Step I: Draw a line segment $AB$ of $5cm$ length. Draw an arc of some radius, while taking $A$ as its centre. Let it intersect $AB$ at $P$.

Step II: Taking $P$ as centre, draw an arc to intersect the previous arc at $E$. Join $AE$.

Step III: Taking $A$ as centre, draw an arc of $5cm$ radius, which intersects extended line segment $AE$ at $C$. Join $AC$ and $BC$. $\Delta ABC$ is the required equilateral triangle of side $5cm$.

Justification of Construction:

We can justify the construction by showing $\Delta ABC$ as an equilateral triangle i.e., $AB=BC=AC=5cm$ and $\angle A=\angle B=\angle C={60}^{\circ }$.

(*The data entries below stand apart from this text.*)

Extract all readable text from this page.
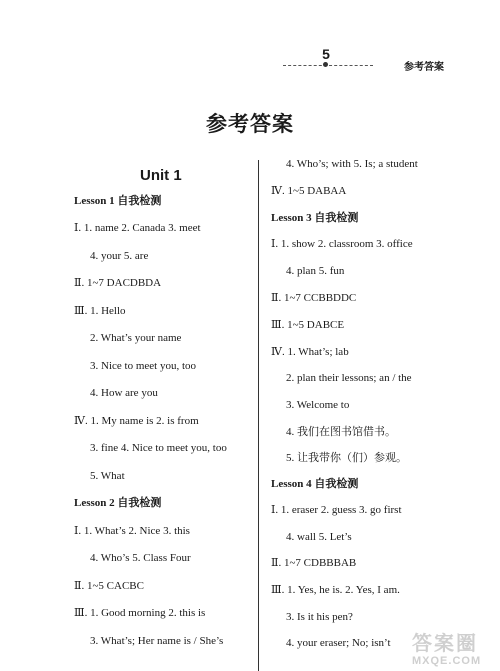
5
参考答案
参考答案
Unit 1
Lesson 1 自我检测
Ⅰ. 1. name 2. Canada 3. meet
4. your 5. are
Ⅱ. 1~7 DACDBDA
Ⅲ. 1. Hello
2. What’s your name
3. Nice to meet you, too
4. How are you
Ⅳ. 1. My name is 2. is from
3. fine 4. Nice to meet you, too
5. What
Lesson 2 自我检测
Ⅰ. 1. What’s 2. Nice 3. this
4. Who’s 5. Class Four
Ⅱ. 1~5 CACBC
Ⅲ. 1. Good morning 2. this is
3. What’s; Her name is / She’s
4. Who’s; with 5. Is; a student
Ⅳ. 1~5 DABAA
Lesson 3 自我检测
Ⅰ. 1. show 2. classroom 3. office
4. plan 5. fun
Ⅱ. 1~7 CCBBDDC
Ⅲ. 1~5 DABCE
Ⅳ. 1. What’s; lab
2. plan their lessons; an / the
3. Welcome to
4. 我们在图书馆借书。
5. 让我带你（们）参观。
Lesson 4 自我检测
Ⅰ. 1. eraser 2. guess 3. go first
4. wall 5. Let’s
Ⅱ. 1~7 CDBBBAB
Ⅲ. 1. Yes, he is. 2. Yes, I am.
3. Is it his pen?
4. your eraser; No; isn’t 答案圈
MXQE.COM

In $\Delta ABC$, we have $AC=AB=5cm$ and $\angle A={60}^{\circ }$.
Since $AC=AB$,
$\angle B=\angle C$ (Angles opposite to equal sides of a triangle)

In $\Delta ABC$,
$\angle A+\angle B+\angle C={180}^{\circ }$ (Angle sum property of a triangle)
$\Rightarrow {60}^{\circ }+\angle C+\angle C={180}^{\circ }$
$\Rightarrow 60°+2\angle C={180}^{\circ }$
$\Rightarrow 2\angle C=180-60={120}^{\circ }$
$\angle C={60}^{\circ }$
$\therefore ,\angle B=\angle C={60}^{\circ }$
We have, $\angle A=\angle B=\angle C={60}^{\circ }$ ... (1)
$\Rightarrow \angle A=\angle B$ and $\angle A=\angle C$
$\Rightarrow BC=AC$and $BC=AB$ (Sides opposite to equal angles of a triangle)
$\Rightarrow AB=BC=AC=5cm$ ... (2)
From equations (1) and (2), $\Delta ABC$ is an equilateral triangle.